We knew that you had reserved this box. So you've got access to the box-office.

Yes.

No go. I used the name Schultze.

We knew that.

By tapping my phone -

I bruised my hand hitting the receiver in a blind grab and caught it as it began falling. I knew the laboratory number because I'd hooked it automatically in the memory when I'd shut the directory. Switchboard told me to wait.

I waited. A nerve had begun flickering in my eyelid.

Carelessness. There had been a click on the line when I'd answered Solly's call. I hadn't expected a call from anyone, not from Pol, Hengel, Ebert, Inga, Brand, anyone I could think of. In no situation would Pol, Hengel or Brand phone me here. Ebert didn't have my number: nor did Inga. Solly wouldn't phone me, because we hadn't even made a date to meet again. Then who? Consciously involved with the question, I'd heard the click on the line only subconsciously, and it had chain-reactioned in the memory so that I'd begun thinking of Pol and the box-office, for no known reason.

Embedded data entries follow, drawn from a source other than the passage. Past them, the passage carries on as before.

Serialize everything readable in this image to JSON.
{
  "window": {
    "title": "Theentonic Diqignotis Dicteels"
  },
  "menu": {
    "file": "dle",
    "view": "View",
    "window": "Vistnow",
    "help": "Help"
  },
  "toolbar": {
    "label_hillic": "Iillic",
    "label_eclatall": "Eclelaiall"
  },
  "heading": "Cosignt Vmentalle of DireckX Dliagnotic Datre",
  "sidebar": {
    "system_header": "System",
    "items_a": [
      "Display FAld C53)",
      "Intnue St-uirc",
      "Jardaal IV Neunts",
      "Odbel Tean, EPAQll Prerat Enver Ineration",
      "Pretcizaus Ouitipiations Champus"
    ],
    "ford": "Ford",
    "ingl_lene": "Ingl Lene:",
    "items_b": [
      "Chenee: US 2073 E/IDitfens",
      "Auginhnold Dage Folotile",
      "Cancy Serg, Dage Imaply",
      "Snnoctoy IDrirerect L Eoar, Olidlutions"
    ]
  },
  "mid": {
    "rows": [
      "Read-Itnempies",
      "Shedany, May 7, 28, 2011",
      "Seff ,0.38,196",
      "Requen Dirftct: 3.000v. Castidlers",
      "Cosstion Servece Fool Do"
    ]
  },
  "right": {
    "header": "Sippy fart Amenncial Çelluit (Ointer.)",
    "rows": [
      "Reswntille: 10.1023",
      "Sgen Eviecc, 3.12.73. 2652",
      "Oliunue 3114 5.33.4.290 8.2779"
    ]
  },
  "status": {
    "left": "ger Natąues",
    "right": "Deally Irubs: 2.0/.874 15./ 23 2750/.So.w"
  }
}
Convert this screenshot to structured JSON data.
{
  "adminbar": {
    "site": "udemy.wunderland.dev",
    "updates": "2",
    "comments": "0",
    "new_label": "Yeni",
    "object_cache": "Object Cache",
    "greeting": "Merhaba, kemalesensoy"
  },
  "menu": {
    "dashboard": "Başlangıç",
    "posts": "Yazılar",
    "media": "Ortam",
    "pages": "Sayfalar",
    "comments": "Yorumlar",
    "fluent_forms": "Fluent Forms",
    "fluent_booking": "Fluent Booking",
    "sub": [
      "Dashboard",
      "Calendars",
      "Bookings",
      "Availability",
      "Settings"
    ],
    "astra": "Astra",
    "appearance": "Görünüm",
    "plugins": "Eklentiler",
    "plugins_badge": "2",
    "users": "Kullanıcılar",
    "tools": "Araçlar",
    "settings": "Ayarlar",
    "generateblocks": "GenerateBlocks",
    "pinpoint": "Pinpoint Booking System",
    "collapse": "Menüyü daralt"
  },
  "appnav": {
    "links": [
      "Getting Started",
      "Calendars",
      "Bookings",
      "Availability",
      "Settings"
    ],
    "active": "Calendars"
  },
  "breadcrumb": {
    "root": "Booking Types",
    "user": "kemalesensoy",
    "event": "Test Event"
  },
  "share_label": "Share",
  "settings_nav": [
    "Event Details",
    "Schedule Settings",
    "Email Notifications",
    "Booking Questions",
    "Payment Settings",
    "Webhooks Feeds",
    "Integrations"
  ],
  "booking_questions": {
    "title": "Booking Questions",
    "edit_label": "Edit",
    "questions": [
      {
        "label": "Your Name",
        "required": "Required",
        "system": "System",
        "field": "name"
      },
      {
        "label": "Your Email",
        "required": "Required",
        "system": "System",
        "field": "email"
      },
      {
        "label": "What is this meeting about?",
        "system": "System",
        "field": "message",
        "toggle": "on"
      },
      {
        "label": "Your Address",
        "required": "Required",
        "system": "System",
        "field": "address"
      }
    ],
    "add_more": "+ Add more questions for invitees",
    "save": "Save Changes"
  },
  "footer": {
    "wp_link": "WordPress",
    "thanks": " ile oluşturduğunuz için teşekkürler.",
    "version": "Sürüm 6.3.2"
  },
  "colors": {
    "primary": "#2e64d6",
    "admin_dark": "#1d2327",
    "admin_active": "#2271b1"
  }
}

My phone was being tapped again. Not by Control this time: that had just been a hush way of finding me. This time it was by the adverse party. The DKW tag. The twin glint. Now the tap. The third small sign that they were closing in.

"The number's ringing, sir."

"Thank you."

The eyelid went on flickering.

It didn't matter that they were tapping me now, at this minute, because all I had to tell Solly was don't come!

I might be wrong but I couldn't chance it. Solly would trust neither a phone nor the partition in his own laboratory; therefore he was in some kind of permanent red sector and had to watch everything he did; therefore he might be known to Phoenix, so well that they even knew his voice. He might be doubling with them, still feverish with that undetonated anger of his after twenty years, playing his own game with them in order to get facts that would guide him along the fuse to that almighty detonation he must have before he died, however long it took, because of his young wife.